OBJECTIVES: Gynecological neoplastic disease progression is characterized by specific energy metabolism alterations and by symptoms including fatigue, anorexia, nausea, anemia, and immunodepression, which result in a cachexia syndrome and a marked decrease in patient quality of life (QoL). Therapeutic protocols associated with appropriate and effective psychological and social support systems are essential to counteract the symptoms of neoplastic disease in incurable patients. METHODS: A phase III randomized study was performed to establish the most effective and safest treatment to improve the key symptoms in advanced gynecological cancer patients, i.e., lean body mass (LBM), resting energy expenditure (REE), fatigue, and QoL. In addition, the impact of the treatment arms on the main metabolic and inflammatory parameters, including C-reactive protein (CRP), interleukin (IL)-6, tumor necrosis factor (TNF)-α, leptin, reactive oxygen species (ROS), and glutathione peroxidase, was evaluated. The change in the Glasgow Prognostic Score (GPS) during treatment was also assessed. A total of 104 advanced-stage gynecological cancer patients were enrolled and randomly assigned to receive either megestrol acetate (MA) plus l-carnitine, celecoxib, and antioxidants (arm 1) or MA alone (arm 2). The treatment duration was 4 months. RESULTS: The combination arm was more effective than arm 2 with respect to LBM, REE, fatigue, and global QoL. As for the secondary efficacy endpoints, patient appetite increased, and ECOG PS decreased significantly in both arms. The inflammation and oxidative stress parameters IL-6, TNF-α, CRP, and ROS decreased significantly in arm 1, while no significant change was observed in arm 2. CONCLUSIONS: The combined treatment improved both immunometabolic alterations and patient QoL. Multimodality therapies for cachexia ideally should be introduced within a context of "best supportive care" that includes optimal symptom management and careful psychosocial counseling.

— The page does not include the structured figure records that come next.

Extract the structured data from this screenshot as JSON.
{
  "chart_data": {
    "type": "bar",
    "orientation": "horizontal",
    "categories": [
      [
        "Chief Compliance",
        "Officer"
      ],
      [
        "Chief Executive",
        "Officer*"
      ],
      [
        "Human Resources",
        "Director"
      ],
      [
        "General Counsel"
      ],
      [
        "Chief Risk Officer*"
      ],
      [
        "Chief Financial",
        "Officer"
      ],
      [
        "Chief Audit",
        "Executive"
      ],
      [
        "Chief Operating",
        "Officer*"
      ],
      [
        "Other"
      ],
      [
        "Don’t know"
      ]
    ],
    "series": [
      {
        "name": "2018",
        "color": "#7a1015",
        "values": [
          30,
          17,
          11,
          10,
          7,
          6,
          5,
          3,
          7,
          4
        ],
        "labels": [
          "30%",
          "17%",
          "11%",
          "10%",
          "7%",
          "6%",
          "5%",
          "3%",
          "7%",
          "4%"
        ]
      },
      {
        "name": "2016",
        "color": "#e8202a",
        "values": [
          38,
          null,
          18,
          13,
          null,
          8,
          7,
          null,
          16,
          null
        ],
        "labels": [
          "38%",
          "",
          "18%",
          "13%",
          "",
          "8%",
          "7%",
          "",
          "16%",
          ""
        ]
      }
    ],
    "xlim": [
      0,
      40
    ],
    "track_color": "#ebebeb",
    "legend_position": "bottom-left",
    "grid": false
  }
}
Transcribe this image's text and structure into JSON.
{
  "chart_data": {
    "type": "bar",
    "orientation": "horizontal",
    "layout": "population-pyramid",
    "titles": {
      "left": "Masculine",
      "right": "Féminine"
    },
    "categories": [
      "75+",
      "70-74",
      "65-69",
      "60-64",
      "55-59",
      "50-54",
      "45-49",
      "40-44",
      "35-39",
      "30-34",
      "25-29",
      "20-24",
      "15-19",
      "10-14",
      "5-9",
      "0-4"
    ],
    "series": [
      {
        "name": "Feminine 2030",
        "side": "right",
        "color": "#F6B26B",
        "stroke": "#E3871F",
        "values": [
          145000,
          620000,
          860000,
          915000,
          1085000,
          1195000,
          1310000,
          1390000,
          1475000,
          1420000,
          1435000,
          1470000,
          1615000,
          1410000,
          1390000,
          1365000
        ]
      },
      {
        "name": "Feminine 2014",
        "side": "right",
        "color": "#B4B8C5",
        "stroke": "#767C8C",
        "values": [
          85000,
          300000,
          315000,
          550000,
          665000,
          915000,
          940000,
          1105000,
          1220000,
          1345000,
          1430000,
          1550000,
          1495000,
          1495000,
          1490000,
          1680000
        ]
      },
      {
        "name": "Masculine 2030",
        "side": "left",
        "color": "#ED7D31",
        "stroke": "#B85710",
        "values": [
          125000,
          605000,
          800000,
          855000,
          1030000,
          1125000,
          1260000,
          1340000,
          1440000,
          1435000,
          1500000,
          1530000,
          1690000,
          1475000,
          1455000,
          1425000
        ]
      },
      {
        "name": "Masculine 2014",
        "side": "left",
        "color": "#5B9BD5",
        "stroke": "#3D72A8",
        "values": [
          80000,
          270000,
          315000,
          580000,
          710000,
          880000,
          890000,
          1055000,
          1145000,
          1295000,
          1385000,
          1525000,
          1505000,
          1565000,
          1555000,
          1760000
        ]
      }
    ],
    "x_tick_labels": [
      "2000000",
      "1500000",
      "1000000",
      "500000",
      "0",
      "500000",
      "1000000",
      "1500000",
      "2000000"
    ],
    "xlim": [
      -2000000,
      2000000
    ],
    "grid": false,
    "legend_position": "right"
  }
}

Randomized phase III clinical trial of a combined treatment with carnitine + celecoxib ± megestrol acetate for patients with cancer-related anorexia/cachexia syndrome.

BACKGROUND & AIMS: A phase III, randomized non-inferiority study was carried out to compare a two-drug combination (including nutraceuticals, i.e. antioxidants) with carnitine + celecoxib ± megestrol acetate for the treatment of cancer-related anorexia/cachexia syndrome (CACS): the primary endpoints were increase of lean body mass (LBM) and improvement of total daily physical activity. Secondary endpoint was: increase of physical performance tested by grip strength and 6-min walk test. METHODS: Sixty eligible patients were randomly assigned to: arm 1, L-carnitine 4 g/day + Celecoxib 300 mg/day or arm 2, L-carnitine 4 g/day + celecoxib 300 mg/day + megestrol acetate 320 mg/day, all orally. All patients received as basic treatment polyphenols 300 mg/day, lipoic acid 300 mg/day, carbocysteine 2.7 g/day, Vitamin E, A, C. Treatment duration was 4 months. Planned sample size was 60 patients. RESULTS: The results did not show a significant difference between tre atment arms in both primary and secondary endpoints. Analysis of changes from baseline showed that LBM (by dual-energy X-ray absorptiometry and by L3 computed tomography) increased significantly in both arms as well as physical performance assessed by 6MWT. Toxicity was quite negligible and comparable between arms. CONCLUSIONS: The results of the present study showed a non-inferiority of arm 1 (two-drug combination) vs arm 2 (two-drug combination + megestrol acetate). Therefore, this simple, feasible, effective, safe, low cost with favorable cost-benefit profile, two-drug approach could be suggested in the clinical practice to implement CACS treatment.